Mickey's eyes are shining now, the clear liquid threatening to spill over onto his cheeks.

On August 18th, he can't stop throwing up.

He's at Mickey's place, having gone there earlier to spend a day just watching movies with him. Barely twenty minutes into the movie, his stomach began twisting and after another ten minutes, he was running into the bathroom, dropping down onto his knees in front of the toilet.

That was an hour ago.

Mickey is there with him. He ignores his protests, ignores Ian asking him to leave.

After another twenty minutes, his worry increases to an almost unbearable level and he's pulling his cell phone out of his pocket, dialing Olivia's number.

She suggests he checks Ian into the hospital, claiming four months might have been optimistic.

On August 30, Ian isn't hungry.

He refuses to eat not only the hospital food- honestly, who can blame him?- but also the food Mandy brought him during her lunch break.

Lip, Carl and Kevin are in the corner of the room, trying to keep smiles on their faces as they joke and laugh and talk about things that don't matter anymore.

Mickey is laying in bed with him, Ian's head on his chest. He hasn't left the room once since Ian was admitted.

Ian is having a bad day on September 9th.

For the first time in the last two weeks, it's just him and Mickey in his room. The TV is on, but Ian's not paying attention to it. He's listening to Mickey, who is describing what Mexico looks like.

"We'll go there next summer," he says, though they both know that Ian won't make it to next summer. "We can go wherever the hell you want."

"I'd like that," Ian forces himself to sound cheerful, when really all he wants to do is scream and yell and throw things, much like Mickey did a few months ago. It isn't fair. He's too young to be laying in a hospital bed, dying. He's too young to be wistful, thinking of all the things he didn't get to do.

It isn't fair.

He's having a hard time staying awake on September 19th.

Fiona and Debbie are beside his bed, each holding one of his hands. Mickey, for once, is not with him. He's at home, taking a shower and getting a change of clothes. Ian's happy that he finally convinced him to leave this hospital, if only for a few hours.

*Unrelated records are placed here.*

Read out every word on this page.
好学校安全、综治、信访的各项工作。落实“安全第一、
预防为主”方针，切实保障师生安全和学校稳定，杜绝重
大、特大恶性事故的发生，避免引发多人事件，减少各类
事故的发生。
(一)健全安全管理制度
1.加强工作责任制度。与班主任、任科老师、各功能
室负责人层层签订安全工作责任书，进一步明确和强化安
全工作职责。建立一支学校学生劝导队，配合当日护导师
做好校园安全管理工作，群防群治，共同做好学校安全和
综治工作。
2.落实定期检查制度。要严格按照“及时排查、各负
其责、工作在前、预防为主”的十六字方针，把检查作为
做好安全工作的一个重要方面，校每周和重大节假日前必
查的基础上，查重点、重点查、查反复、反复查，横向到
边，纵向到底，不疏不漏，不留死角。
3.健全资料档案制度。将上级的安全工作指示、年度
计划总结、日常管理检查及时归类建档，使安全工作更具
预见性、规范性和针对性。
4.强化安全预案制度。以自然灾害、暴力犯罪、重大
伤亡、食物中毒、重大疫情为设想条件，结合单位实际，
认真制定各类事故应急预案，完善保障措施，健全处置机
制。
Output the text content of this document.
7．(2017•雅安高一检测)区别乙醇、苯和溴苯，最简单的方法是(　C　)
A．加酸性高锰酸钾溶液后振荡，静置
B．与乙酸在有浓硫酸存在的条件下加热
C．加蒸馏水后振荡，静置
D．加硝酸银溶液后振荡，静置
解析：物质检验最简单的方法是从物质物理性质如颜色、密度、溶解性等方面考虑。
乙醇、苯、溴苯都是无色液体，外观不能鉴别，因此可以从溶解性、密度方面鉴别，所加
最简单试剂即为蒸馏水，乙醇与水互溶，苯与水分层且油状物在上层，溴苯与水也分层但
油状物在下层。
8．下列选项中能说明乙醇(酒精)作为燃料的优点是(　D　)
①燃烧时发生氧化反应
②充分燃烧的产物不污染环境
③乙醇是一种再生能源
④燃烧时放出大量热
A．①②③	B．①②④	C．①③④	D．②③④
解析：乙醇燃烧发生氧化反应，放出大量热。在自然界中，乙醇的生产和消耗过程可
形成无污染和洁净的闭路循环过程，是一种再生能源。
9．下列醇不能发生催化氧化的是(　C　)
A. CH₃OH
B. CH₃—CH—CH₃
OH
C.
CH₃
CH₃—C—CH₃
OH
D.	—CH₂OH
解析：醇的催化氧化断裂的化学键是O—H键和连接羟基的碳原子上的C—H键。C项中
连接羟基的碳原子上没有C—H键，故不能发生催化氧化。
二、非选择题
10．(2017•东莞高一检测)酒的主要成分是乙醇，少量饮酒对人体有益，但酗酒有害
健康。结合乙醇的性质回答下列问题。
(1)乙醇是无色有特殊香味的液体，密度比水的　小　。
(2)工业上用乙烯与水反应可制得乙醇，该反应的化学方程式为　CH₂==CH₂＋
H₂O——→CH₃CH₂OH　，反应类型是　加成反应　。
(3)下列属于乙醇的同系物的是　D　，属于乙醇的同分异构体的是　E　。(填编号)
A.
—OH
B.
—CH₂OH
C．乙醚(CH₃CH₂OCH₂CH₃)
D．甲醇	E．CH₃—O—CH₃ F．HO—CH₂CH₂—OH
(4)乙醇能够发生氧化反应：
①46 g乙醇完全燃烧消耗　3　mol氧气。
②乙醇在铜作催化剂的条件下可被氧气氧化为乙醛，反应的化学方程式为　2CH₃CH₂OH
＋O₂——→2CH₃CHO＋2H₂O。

He's the one condemned here, not Mickey.

The three of them talk- well, Fiona and Debbie do the talking while Ian simply listens and tries not to fall asleep- about the past. Happy memories.

For those handful of memories, he feels more free than he has in a very long time.

Ian's last day alive is September 30, 2019.

Mickey has a feeling, but doesn't say anything about it.

All of his favorite people are gathered in his room, trying their best to keep smiles on their faces when all they really want to do is cry. But they stay strong and joke and tell funny stories about themselves to try and relieve the seriousness in the air.

In the middle of a particularity embarrassing story Carl is telling about Fiona walking in on him when he was younger in the bathroom, doing something you most definitely do not want your big sister seeing, Ian finds his eyes drifting to Mickey, whose eyes haven't left his face once.

He studies Mickey's face, his eyes tracing his nose, his lips, his eyes. "I love you," he whispers.

It feels like the words the end on the last page of a book.